AKIRA
「わかってないなぁ、アキ」
「え?」
「私は大丈夫って言ったでしょ? そうやって言われる方が辛いんだよ?」
「え?」
「もう少し、恋の勉強しようか……あ、なんなら私が教えてあげてもいいけど」
教えてやってくれ、頼む、晶にもう少し男に対して警戒しろって。
「なに、を?」
「だから、アキも好きな……っ……ふが」
今のは何だ……アキも? 好きな?
何を言おうとしたんだ長田! なんで途中でやめる?
それは『アキも好きな人には言え』とか言うやつか?
待て、それじゃ、晶にもやっぱり好きな奴がいるのか?
「……苦、しい」
「あ、ご、ごめん」
「ぷはぁ――――っ!」
口でも塞がれてたか……晶も言えないでいるって事か……誰に?!
くそ、またイライラしてきた。
「ああ苦しかった、ごめんね」
「あ、でも俺もショック~つうか、はは」
まだいたのかよ、佐々木の奴……ショックは俺の方だっての!
目の前で好きな女が、他の男にキスされてたんだぞ?!
しかも晶には好きな奴がいるって感じなんだぞ!
「俺も長田の事、ちょっといいなぁって思ってたし……」
なんで、そんなにみんな、自分の気持ちが言えるんだよ、俺に教えろよ……どうすれば、何も気にせずに、気持ちを伝えられるんだ。

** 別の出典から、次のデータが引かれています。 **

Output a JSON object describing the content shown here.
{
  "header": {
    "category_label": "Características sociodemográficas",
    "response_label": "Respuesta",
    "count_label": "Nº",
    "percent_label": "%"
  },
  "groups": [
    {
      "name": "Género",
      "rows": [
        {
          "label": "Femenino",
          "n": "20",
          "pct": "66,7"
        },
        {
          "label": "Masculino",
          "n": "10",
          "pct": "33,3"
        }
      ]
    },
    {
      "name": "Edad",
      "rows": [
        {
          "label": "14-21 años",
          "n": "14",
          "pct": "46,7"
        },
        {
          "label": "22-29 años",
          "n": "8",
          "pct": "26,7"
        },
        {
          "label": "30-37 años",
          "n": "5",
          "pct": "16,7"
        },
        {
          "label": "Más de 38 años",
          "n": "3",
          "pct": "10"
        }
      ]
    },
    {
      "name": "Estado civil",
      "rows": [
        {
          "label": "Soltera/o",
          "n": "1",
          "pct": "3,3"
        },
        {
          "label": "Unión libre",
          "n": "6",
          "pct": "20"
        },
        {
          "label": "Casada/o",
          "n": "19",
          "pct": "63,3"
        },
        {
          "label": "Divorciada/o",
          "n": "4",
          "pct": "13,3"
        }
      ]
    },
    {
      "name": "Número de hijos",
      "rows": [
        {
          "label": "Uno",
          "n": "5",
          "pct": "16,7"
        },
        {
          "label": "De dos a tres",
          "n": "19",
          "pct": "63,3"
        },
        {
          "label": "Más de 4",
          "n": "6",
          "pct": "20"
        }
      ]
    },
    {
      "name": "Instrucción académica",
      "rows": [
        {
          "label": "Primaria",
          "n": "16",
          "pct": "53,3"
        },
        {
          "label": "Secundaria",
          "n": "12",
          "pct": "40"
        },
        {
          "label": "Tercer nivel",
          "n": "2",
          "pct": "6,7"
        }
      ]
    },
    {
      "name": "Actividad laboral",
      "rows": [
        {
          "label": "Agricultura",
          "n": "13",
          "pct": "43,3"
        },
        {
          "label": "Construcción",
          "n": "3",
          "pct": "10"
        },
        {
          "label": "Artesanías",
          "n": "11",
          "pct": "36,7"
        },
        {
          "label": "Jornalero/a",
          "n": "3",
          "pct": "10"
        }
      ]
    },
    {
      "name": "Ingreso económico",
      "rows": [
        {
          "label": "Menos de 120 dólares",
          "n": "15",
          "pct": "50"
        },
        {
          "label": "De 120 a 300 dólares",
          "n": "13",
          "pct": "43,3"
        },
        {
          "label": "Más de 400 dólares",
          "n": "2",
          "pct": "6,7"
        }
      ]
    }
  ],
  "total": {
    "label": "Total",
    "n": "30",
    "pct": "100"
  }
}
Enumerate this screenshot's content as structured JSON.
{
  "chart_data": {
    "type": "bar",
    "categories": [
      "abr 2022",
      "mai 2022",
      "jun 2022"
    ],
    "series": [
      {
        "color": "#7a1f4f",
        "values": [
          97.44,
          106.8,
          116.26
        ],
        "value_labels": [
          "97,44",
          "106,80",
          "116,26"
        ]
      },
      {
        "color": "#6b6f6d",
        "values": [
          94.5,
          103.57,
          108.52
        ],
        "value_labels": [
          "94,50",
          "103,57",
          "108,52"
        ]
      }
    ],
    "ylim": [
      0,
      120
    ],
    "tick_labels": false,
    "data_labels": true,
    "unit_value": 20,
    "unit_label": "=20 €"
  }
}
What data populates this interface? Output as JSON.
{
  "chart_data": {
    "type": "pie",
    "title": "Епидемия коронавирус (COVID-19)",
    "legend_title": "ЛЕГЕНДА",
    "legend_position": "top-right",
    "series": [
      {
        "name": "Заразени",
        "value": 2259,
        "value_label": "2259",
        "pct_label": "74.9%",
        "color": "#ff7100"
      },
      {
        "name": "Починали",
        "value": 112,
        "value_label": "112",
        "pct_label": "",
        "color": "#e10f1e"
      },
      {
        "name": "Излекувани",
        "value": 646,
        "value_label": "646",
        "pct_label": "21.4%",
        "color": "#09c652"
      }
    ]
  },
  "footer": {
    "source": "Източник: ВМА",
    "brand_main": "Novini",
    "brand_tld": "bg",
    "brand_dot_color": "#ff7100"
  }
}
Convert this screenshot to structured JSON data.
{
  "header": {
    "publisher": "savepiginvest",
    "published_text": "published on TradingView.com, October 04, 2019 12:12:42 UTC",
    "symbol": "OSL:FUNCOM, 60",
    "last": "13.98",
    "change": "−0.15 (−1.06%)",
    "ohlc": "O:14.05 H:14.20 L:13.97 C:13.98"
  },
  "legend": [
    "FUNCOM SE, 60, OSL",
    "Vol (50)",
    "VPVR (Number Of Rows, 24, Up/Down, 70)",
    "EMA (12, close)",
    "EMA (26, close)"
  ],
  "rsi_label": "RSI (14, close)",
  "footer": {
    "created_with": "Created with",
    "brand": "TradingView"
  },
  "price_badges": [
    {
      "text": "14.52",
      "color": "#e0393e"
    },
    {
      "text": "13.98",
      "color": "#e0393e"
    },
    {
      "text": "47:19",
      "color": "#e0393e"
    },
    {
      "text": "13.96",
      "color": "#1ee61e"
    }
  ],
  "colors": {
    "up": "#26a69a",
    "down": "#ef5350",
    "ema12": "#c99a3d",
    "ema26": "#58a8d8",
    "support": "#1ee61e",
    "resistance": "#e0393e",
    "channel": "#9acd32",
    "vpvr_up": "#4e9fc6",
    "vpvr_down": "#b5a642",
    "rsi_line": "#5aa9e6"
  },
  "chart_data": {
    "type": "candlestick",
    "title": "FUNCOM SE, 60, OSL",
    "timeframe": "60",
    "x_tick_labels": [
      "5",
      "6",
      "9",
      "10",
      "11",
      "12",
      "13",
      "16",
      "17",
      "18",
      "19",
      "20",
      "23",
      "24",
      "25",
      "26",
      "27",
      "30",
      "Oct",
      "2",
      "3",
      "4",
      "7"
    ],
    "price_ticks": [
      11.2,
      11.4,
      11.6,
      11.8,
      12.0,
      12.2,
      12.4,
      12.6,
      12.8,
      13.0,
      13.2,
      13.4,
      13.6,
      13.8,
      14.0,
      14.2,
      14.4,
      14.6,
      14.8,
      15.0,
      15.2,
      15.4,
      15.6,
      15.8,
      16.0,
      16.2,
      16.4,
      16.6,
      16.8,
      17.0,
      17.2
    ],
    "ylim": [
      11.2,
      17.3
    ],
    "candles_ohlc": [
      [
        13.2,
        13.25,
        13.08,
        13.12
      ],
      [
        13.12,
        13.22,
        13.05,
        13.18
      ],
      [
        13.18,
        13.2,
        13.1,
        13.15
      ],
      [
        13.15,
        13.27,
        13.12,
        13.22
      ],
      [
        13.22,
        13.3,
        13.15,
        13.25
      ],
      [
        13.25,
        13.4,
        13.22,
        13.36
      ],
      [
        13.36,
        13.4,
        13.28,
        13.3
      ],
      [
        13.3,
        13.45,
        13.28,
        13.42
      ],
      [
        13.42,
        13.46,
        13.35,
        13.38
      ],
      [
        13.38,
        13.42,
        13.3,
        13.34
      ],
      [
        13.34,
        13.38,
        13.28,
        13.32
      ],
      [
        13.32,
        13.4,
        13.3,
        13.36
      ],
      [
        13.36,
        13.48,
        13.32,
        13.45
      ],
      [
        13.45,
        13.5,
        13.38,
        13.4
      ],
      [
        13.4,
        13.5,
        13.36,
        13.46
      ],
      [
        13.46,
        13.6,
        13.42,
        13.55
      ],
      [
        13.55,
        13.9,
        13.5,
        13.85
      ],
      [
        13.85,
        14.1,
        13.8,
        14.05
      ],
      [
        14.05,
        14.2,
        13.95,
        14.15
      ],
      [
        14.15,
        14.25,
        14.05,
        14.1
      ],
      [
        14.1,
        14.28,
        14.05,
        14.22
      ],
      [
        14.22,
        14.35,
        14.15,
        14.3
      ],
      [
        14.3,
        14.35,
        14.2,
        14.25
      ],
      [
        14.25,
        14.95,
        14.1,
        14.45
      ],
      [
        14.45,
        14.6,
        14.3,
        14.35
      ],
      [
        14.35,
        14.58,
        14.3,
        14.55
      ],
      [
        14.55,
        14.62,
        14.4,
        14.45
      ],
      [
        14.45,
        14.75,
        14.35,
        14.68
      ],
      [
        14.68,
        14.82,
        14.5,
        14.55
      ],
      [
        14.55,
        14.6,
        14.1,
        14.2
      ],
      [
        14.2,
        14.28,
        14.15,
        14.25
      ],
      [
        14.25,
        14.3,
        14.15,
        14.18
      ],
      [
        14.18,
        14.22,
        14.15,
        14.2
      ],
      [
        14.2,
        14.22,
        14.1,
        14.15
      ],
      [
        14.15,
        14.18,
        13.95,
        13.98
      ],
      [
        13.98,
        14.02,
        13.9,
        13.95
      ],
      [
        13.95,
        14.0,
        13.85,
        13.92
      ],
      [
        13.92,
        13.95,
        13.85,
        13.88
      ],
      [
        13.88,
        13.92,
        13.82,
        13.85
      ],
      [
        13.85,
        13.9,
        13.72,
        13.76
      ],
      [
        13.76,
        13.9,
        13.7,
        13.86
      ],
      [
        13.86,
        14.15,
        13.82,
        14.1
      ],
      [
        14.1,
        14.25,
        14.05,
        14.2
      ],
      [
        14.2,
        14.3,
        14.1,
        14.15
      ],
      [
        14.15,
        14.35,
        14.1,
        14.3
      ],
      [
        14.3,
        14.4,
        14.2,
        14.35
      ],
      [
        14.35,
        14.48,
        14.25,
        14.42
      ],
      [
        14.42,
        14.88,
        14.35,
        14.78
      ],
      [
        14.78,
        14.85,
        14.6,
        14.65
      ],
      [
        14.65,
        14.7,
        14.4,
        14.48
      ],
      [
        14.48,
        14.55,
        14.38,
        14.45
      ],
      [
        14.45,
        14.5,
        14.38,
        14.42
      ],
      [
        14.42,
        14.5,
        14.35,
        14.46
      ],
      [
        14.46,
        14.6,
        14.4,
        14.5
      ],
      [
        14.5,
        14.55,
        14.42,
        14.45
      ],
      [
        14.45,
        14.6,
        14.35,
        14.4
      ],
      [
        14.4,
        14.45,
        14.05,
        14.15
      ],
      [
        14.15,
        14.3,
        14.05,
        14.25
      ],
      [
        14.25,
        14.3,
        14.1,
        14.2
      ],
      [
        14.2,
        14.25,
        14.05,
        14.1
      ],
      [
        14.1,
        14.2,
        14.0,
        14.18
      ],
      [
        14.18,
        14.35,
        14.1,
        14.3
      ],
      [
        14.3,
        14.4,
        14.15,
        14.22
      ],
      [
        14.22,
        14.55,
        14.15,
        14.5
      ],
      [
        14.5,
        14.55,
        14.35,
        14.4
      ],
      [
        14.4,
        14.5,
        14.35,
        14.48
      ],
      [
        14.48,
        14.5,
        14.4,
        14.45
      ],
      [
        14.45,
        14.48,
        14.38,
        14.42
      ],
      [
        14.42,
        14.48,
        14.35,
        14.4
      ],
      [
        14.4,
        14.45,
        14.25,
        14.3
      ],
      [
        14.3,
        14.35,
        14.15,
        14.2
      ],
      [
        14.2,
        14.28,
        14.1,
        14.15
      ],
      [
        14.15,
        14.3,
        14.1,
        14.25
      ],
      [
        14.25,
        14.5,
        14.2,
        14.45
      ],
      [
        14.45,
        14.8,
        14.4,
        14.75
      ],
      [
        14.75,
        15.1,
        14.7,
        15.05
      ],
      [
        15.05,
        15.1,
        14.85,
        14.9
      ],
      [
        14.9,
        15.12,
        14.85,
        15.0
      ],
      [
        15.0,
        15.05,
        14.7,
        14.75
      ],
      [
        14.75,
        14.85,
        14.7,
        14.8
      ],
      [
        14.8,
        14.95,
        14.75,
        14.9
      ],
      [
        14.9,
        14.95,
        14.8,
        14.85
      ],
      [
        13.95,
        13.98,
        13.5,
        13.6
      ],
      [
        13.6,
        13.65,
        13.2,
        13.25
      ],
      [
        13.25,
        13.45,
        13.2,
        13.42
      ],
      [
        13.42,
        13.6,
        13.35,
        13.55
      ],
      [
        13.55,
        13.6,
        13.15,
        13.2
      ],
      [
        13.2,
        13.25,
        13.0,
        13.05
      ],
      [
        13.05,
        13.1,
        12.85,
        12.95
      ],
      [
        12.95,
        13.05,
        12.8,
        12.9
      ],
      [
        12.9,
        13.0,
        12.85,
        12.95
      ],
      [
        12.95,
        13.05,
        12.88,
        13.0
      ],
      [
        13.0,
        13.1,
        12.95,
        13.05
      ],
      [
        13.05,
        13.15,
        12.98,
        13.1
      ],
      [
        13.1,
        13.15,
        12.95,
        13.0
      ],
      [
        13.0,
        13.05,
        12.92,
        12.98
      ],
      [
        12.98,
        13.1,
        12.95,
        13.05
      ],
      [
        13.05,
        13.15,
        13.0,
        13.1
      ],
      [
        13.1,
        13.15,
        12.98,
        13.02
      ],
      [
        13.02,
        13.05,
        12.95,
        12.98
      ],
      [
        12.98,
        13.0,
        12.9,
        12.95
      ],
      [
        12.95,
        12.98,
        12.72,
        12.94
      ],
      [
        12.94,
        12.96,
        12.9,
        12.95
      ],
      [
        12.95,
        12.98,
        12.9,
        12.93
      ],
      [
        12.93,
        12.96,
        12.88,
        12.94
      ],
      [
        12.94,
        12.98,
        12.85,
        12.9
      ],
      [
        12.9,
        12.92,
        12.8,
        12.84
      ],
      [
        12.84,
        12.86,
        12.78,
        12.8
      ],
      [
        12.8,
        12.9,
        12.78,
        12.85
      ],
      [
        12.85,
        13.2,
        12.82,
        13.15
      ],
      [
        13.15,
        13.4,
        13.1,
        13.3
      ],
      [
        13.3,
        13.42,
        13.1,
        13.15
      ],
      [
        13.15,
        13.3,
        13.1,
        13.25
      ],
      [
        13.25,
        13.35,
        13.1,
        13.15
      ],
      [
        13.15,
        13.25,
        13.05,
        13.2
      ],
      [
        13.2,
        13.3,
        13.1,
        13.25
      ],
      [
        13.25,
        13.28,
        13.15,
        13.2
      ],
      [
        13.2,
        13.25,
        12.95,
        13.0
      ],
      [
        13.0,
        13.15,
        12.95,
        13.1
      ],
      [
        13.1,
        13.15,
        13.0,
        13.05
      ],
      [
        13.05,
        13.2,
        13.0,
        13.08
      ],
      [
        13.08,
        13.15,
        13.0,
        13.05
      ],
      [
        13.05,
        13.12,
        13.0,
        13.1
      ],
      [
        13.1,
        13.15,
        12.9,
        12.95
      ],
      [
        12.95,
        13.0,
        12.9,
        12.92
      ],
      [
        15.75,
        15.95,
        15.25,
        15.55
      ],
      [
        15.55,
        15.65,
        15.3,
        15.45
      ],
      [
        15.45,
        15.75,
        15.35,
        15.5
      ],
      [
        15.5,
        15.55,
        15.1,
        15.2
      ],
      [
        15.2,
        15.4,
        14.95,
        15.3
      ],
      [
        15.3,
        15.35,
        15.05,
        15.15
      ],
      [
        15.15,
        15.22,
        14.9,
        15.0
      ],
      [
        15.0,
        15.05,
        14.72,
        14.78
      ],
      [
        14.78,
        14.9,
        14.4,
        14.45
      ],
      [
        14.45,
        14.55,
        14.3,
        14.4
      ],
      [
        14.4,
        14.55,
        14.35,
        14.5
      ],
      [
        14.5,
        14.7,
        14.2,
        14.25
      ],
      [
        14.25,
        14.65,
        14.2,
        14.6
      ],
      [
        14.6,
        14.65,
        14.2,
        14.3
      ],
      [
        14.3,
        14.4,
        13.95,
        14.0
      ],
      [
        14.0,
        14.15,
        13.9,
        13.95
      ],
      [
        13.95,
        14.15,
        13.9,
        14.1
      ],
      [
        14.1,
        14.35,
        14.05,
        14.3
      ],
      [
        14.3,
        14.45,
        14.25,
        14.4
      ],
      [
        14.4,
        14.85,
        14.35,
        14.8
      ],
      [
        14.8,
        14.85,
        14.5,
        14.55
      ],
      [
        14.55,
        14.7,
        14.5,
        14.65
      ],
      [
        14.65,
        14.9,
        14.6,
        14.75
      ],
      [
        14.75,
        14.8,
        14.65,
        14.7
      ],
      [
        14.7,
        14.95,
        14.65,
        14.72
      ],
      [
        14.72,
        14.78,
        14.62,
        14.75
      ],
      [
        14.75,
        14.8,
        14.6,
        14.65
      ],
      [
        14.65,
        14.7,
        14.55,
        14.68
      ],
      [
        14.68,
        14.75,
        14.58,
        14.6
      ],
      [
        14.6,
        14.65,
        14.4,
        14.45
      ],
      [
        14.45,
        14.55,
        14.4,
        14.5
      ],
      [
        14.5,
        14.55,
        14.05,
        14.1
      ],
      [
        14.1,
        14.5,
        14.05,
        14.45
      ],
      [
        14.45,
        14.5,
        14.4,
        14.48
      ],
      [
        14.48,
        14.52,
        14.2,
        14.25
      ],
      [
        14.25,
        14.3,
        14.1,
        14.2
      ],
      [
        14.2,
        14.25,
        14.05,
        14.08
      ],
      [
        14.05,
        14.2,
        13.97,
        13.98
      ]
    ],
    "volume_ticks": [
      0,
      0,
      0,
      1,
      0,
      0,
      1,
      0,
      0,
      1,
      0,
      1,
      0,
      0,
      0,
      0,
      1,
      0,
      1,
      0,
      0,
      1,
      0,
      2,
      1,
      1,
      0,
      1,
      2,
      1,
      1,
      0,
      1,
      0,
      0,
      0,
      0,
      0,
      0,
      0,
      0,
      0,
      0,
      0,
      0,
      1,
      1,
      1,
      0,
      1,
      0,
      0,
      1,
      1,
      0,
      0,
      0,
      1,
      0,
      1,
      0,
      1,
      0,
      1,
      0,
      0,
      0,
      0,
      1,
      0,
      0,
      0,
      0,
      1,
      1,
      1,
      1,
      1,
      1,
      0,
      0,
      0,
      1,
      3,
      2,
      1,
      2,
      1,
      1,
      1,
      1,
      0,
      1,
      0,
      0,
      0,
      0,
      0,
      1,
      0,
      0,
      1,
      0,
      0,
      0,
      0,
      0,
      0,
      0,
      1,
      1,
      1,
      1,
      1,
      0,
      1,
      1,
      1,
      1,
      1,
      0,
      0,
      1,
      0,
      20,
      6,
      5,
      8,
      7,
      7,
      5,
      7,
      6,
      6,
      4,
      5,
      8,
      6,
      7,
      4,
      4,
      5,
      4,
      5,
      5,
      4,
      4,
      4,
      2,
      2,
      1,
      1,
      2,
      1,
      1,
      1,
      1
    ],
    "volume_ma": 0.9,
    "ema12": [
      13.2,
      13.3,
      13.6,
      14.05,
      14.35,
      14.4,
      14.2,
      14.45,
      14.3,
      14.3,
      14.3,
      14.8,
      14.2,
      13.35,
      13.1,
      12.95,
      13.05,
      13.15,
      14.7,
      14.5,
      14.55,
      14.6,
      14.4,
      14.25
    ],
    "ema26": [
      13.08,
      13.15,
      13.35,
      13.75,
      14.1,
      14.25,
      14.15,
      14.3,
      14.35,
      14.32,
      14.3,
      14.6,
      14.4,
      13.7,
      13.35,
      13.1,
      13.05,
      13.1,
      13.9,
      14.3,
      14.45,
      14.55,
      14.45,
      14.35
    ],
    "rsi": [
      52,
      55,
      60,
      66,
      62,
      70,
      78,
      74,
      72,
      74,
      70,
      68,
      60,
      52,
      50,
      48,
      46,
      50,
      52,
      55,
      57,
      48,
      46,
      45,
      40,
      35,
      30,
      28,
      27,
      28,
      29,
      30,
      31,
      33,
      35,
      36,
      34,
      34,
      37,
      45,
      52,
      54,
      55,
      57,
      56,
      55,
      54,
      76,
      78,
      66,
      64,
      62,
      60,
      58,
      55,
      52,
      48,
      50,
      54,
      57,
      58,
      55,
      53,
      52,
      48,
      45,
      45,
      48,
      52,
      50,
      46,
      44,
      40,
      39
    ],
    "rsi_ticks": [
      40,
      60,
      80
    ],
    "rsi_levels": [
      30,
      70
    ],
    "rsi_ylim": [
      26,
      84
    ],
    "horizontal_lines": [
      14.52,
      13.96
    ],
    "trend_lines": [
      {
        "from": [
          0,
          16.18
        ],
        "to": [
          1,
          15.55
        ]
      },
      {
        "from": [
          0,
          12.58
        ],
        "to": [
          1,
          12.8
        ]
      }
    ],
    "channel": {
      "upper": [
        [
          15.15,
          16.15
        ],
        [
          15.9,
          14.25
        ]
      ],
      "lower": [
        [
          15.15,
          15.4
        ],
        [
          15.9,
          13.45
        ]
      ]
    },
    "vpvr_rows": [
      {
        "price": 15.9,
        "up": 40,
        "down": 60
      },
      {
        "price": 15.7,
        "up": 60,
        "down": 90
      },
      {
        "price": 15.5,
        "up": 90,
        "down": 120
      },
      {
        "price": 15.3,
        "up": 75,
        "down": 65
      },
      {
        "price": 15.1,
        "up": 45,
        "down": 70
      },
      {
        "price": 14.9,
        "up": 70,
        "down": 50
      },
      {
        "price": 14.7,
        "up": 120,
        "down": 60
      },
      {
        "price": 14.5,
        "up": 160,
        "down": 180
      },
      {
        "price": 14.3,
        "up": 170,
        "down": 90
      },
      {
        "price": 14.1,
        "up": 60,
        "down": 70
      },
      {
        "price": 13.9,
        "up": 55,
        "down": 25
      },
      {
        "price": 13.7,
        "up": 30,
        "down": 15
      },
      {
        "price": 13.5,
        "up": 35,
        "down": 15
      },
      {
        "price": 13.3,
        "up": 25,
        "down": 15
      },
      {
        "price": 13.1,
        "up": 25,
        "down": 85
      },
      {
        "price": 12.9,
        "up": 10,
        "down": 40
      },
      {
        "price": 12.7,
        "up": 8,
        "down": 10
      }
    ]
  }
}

「なぁ、服部にもフラれた事だし、ここは俺で我慢とか」
「する気ない!」
「あ、そう」
「あ、予鈴鳴ったよ、次移動だったからほとんど誰も教室に居ないね」
「やっべ、そうだった!」
「おいおい、移動ってどこだよ!」
そう言って、教室に残っていた数人が慌てている。
でも、俺、動く気ねぇ……つうか、今さら顔を上げる気力もねぇ……。
「ねぇ、陽、次移動だって」
木下が、俺の肩を揺らす。
うるせぇな、わかってるよ、構うな。
何度も揺すられたけど、それでも、俺は意地になって体を起こさなかった。
「もう、知らないからね!」
そうだよ、放っておけよ。木下には何も関係ないんだから。